Ah, late night IRC conversations - you can never be sure what'll come up. We ran across this great ol' Wired Magazine article (via digg) from back in 1997 entitled "101 Ways to Save Apple." We thought we'd take a look at it to see how far Apple has come.
10. Get a great image campaign. Let's get some branding (or rebranding) going on. Reproduce the "1984" spot with a 1997 accent.
Check. Well, ok - the new Mac/PC ads are just decent. The WWDC remix was much better.
13. Exploit every Wintel user's secret fear that some day they're going to be thrown into a black screen with a blinking C-prompt. Advertise the fact that Mac users never have to rewrite autoexec.bat or sys.ini files.
Probably not a good idea these days.
14. Do something creative with the design of the box and separate yourselves from the pack.
Done and done. iOragami, anyone?
34. Port the OS to the Intel platform, with its huge amount of investment in hardware, software, training, and experience. Don't ignore it; co-opt it.

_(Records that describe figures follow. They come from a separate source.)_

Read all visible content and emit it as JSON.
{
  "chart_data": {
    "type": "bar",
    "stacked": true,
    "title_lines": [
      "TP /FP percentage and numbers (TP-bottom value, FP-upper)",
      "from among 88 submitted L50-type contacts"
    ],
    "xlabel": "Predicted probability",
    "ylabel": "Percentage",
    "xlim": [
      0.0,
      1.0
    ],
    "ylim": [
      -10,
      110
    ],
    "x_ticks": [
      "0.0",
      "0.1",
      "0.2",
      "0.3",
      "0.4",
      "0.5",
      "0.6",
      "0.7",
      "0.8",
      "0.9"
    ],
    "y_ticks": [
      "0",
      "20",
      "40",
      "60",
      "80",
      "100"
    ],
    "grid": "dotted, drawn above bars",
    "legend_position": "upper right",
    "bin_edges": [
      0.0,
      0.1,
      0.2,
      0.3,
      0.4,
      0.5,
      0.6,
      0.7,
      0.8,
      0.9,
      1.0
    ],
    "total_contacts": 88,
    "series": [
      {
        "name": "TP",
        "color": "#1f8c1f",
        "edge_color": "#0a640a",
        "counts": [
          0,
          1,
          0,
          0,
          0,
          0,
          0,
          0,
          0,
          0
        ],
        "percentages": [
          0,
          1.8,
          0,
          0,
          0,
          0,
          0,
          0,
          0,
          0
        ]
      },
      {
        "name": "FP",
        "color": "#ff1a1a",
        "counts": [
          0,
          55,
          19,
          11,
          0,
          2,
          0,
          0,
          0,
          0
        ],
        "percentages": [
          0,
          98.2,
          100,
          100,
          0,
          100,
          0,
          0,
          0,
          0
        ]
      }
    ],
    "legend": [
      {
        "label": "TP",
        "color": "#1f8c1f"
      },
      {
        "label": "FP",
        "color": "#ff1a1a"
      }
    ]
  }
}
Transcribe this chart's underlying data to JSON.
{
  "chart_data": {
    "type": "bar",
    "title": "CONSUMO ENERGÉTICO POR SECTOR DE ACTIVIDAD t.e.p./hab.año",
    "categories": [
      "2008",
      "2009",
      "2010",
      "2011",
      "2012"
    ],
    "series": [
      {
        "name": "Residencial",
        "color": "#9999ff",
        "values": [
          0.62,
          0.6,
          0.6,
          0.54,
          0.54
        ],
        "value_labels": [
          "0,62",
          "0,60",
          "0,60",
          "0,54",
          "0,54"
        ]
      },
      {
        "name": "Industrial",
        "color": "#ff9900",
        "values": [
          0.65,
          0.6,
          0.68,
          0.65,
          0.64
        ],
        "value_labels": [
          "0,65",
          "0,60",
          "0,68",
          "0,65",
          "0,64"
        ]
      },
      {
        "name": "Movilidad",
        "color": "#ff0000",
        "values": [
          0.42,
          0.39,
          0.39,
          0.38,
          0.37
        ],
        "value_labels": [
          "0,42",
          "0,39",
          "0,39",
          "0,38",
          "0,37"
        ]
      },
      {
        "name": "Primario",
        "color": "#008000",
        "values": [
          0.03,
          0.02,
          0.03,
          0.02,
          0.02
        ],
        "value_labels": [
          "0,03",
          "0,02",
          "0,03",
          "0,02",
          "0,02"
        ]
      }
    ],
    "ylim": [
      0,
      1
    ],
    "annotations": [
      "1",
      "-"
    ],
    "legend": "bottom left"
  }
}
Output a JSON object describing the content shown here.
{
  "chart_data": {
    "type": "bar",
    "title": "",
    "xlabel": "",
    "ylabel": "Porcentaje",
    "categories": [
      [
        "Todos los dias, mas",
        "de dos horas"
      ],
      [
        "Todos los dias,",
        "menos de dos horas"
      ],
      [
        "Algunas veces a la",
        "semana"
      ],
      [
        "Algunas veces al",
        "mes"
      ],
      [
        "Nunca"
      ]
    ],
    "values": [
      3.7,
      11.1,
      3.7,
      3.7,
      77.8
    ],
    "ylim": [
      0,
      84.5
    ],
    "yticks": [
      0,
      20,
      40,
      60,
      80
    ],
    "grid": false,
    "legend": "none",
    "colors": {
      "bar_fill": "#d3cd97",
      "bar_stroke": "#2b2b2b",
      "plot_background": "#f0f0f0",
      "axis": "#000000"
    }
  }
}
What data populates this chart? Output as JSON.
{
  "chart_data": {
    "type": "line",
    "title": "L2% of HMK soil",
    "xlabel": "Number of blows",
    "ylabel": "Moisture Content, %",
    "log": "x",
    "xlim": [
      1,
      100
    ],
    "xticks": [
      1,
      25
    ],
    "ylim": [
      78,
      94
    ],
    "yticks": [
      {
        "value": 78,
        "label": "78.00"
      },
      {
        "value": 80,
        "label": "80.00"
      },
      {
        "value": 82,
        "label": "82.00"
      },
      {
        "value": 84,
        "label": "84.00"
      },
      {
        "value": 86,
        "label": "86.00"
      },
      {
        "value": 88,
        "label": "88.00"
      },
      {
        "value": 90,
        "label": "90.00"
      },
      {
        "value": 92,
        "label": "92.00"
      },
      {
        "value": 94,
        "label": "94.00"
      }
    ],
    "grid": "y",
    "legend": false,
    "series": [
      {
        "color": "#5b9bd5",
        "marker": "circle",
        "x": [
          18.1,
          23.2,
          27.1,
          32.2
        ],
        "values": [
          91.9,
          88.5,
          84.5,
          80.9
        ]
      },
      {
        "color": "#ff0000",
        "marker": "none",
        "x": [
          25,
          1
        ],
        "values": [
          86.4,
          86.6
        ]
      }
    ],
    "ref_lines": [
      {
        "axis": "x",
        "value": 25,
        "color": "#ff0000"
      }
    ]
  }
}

Did Steve help write this article?
37. Take advantage of NeXT's easy and powerful OpenStep programming tools to entice a new generation of Mac software developers.
"Mr. Jobs, I'm going to have to ask you to step away from that keyboard..."
48. Get Ben & Jerry's to name a flavor after you. Suggestion: Apple Silicon Chip Supreme.
I'd buy it over a MacBook anyday.
62. Build a computer that doesn't crash.
Speaking of the MacBook...
75. Speed sells. Push your advantage on the speed of the processor. This summer, you'll release Macs using 450- and 533-MHz processors. Your lead over Intel will be remarkable. Brag about this.
Was it really that bad in '97? Oh wait, I was 12... (Wow, that makes me feel really young - and I'm betting it makes a lot of you feel really old)
83. Develop proprietary programs that run only on Macs. Crow about them.
I think they're still working on this one.
86. Organize a very large bake sale - look what cookie sales have done for the Girl Scouts.
Yeah, but the last time I bought brownies from a guy in the San Fran area... well, come to think of it, those were pretty darn good brownies.
88. Acknowledge that there are people with repetitive stress injuries. Why do loyal customers have to go to a weird third-party vendor to get a split keyboard?
Because those suck.
93. Develop a way to program that requires no scripting or coding.
I am so there! WWNon-DC 2007, here I come.
97. Have Pixar make 3001, A Space Odyssey, with HAL replaced by a Mac.
Steve? Can you hear me Steve?
101. Don't worry. You'll survive. It's Netscape we should really worry about.